OWCP Deputy Director Shelby Hallmark said the office's heavy caseload has been the source of many of its customer service problems. OWCP deals with 250,000 injured workers annually, and each of the agency's employees handles between 8,000 and 9,000 calls per year. Another problem, Hallmark said, is that agencies do not notify the office of worker injuries in a timely manner. Unless OWCP has received notice from the agency, payments on a claim cannot be made.
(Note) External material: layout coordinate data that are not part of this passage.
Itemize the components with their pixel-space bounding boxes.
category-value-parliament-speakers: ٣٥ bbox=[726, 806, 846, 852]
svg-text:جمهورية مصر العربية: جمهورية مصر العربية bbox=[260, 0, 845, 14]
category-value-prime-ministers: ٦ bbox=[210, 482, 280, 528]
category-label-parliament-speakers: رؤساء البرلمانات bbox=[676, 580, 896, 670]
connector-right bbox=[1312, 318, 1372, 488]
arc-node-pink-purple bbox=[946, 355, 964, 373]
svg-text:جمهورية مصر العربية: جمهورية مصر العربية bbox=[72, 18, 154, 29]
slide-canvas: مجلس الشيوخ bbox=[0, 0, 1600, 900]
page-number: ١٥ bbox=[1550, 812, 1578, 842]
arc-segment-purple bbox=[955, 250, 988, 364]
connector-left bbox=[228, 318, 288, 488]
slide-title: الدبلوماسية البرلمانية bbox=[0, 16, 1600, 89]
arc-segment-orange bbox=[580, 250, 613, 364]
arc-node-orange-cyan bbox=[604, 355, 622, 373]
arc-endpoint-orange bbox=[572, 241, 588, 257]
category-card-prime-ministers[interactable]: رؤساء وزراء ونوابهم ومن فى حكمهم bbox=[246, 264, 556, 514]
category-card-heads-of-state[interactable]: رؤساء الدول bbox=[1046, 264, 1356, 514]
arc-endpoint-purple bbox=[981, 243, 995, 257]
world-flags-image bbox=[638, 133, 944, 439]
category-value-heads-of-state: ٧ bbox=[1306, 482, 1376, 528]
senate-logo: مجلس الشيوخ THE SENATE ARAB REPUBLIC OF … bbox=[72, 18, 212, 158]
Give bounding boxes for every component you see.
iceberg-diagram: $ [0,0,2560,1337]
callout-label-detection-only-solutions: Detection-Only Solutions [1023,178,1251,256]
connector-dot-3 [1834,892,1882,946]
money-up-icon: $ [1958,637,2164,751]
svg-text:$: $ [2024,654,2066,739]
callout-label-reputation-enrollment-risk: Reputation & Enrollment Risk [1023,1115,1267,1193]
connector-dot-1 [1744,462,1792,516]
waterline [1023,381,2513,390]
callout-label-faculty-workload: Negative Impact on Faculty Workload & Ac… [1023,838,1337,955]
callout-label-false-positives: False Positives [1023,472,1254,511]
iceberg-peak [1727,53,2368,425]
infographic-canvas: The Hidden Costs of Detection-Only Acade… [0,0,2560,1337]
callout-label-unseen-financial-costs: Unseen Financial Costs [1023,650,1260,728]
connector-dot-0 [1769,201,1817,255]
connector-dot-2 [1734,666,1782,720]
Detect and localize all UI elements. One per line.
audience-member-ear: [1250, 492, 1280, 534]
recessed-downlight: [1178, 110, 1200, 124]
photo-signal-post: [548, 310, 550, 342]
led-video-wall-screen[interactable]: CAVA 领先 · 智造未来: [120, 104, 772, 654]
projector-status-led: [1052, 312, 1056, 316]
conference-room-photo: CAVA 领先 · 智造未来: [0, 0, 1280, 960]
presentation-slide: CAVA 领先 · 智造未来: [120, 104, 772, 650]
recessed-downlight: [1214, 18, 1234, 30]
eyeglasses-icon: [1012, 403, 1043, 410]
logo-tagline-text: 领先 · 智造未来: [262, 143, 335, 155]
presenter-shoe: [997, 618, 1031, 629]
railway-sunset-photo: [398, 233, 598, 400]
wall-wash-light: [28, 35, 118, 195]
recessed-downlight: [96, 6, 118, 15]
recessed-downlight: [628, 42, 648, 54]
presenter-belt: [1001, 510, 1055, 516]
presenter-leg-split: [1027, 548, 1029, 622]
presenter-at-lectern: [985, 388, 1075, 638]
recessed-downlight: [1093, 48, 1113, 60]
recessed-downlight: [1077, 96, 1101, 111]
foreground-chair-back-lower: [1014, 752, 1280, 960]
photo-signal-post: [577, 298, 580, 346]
OWCP has undertaken several initiatives to improve customer service, Hallmark said. The agency is increasing its staff by 10 percent this year. Electronic systems are replacing paper-based communications. By 2000, all new cases will be scanned and processed as electronic documents. The office also has requested funding for its first nationwide training program for all staff in its 2000 budget request.

According to Hallmark, OWCP is shifting its employees' view of themselves from paper pushers to service providers, a process that he acknowledged "is a long-term undertaking."

James Linehan, an Oklahoma lawyer who represents disabled claimants, said OWCP suffers from a lack of accountability. Unlike veterans, who have the right to a federal court review of their disability claims, injured federal workers have no legal option for challenging OWCP decisions, he said.

Linehan also blasted a clause in OWCP regulations allowing the Labor Secretary or any other person chosen by the Secretary to review any federal workers' compensation claim at any time, for any reason. Linehan said this allows OWCP to demand repayment from injured workers or reverse decisions on claims without justification.